A Whole Life
By Robert Seethaler, translated from the German by ­Charlotte Collins. (Farrar, Straus & Giroux, 151 pages, $23.)

This sparse, beautiful novel by Berlin author and actor Robert Seethaler was a bestseller in Germany when it was released in 2014, and the love is likely to spread with this month's release of Charlotte Collins' lovely English translation.

The story's power lies in its raw simplicity. It tracks, from childhood to death, one Andreas Egger, a humble, impoverished, oft abused, barely literate laborer who, except for a harrowing stint as a German soldier and POW during World War II, is rooted for nearly eight decades in a remote mountain town. His life, which plays out in the shadow of great mountains, horrific human history and remarkable technological change, is utterly ordinary, and when he dies, few notice, much less mourn — but because of how reverently his story is rendered, readers will find him unforgettable.

Like most lives, Egger's brings joy, despair, love, loss, success and failure. The novel's respectful, concise accounting of its key moments illuminates its beauty and meaning, and reminds us that each life, no matter how long or brief, is a whole and rounded story, worthy of our attention and respect. A monumental book that can be read in a single sitting.

PAMELA MILLER

All on One Plate
By Solveig Brown. (Paragon House, 256 pages, $18.95.)
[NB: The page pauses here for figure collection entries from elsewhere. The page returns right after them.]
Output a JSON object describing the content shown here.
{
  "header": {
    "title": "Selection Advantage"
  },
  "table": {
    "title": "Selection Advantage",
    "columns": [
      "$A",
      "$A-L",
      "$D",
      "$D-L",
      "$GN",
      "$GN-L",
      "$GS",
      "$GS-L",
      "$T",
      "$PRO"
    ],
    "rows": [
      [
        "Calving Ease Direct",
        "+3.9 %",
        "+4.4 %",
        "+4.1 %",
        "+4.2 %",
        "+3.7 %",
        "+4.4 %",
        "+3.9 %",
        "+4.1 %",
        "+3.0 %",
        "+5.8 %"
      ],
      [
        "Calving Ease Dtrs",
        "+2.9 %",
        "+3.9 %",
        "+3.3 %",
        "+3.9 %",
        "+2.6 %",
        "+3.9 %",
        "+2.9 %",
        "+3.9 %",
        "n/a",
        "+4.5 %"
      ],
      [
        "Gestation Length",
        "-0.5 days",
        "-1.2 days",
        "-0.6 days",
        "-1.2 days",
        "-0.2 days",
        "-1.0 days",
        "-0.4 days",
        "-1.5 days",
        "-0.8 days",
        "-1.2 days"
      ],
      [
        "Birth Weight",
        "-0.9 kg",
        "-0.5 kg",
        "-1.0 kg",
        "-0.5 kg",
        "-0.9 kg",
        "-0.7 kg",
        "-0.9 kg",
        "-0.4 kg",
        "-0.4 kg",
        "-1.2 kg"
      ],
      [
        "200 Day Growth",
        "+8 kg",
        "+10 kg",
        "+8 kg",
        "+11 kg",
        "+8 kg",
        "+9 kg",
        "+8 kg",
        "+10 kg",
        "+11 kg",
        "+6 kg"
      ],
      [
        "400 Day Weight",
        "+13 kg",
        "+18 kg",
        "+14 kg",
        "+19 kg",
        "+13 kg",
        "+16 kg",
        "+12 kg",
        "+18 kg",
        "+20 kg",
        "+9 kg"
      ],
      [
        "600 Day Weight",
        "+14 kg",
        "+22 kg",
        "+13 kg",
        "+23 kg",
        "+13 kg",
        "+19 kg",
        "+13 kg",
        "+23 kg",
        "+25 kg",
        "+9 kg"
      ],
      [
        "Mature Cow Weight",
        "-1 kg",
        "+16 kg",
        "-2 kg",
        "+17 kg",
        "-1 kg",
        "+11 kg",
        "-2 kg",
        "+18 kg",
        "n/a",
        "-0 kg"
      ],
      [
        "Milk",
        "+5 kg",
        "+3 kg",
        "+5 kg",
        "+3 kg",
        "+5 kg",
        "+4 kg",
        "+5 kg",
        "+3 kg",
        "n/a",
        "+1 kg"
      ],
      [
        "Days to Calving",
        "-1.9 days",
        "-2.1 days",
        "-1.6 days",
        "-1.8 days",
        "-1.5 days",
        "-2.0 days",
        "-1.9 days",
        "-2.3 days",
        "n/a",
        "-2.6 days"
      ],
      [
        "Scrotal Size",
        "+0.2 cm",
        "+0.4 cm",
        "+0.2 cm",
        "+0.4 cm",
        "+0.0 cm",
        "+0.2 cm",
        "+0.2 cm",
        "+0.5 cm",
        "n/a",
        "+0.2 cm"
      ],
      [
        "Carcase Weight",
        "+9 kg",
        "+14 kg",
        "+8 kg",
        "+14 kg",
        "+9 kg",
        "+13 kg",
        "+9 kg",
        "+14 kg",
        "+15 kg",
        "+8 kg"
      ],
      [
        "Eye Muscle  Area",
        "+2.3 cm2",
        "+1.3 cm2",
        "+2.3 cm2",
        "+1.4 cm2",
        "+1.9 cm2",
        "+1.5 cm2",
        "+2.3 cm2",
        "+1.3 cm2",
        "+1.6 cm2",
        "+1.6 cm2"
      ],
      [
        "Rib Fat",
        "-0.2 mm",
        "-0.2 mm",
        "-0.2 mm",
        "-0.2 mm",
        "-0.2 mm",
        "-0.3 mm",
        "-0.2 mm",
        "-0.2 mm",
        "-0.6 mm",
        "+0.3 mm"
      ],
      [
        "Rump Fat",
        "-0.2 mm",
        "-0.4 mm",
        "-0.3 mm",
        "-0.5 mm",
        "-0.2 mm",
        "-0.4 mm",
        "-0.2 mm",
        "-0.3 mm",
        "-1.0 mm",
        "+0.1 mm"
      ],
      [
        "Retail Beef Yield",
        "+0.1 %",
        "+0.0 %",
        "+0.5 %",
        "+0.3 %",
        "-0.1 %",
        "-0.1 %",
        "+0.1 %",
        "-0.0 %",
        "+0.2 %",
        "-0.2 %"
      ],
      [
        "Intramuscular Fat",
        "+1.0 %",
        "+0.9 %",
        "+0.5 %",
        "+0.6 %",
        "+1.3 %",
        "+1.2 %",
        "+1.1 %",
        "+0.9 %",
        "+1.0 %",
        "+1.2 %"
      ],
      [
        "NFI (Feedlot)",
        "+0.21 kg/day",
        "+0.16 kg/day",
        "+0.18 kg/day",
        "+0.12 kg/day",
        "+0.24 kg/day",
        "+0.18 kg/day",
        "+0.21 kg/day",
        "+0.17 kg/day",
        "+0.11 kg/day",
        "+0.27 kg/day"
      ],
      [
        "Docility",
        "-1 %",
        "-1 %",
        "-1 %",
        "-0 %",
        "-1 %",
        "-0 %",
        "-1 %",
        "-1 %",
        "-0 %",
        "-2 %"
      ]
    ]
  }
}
The title of Minneapolis anthropologist Solveig Brown's book "All on One Plate" refers to its subject: the overwhelming expectations that are heaped upon 21st-century American mothers. But it could just as easily describe the book itself, a concise but comprehensive report on the scope of those pressures.

Brown shows how modern mothers, though widely criticized as meddling "helicopter parents" raising entitled and helpless kids, are meanwhile expected to monitor and optimize their children's eating and exercise habits, their screen time, their schoolwork, their safety, their moral and emotional development and so on — all amid rapid technological and cultural change. Yes, maybe your own mom let you play outside unsupervised from breakfast until dinner, but then she didn't have to worry that you were spending that time sexting.

The only issue I'd have liked to see Brown examine more deeply is the financial consequences for women. She discusses the well-documented wage gap between working mothers and other employees, especially fathers. But she devotes little attention to how the time and energy required to meet parenting demands prompt many mothers to reduce their paid-work hours or opt out of jobs altogether, thereby endangering their own long-term economic security.

"All on One Plate" will be an invaluable resource for mothers who have internalized societal messages of obligation and might not see the big picture. "When mothers routinely feel guilty, stressed out and overcommitted, it is likely that something in our culture is contributing to this," Brown writes. "Yet many of the mothers I interviewed thought the problem was with them and that they were doing something wrong, or that it is easier for other mothers."

Relax, Brown says. It's not just you.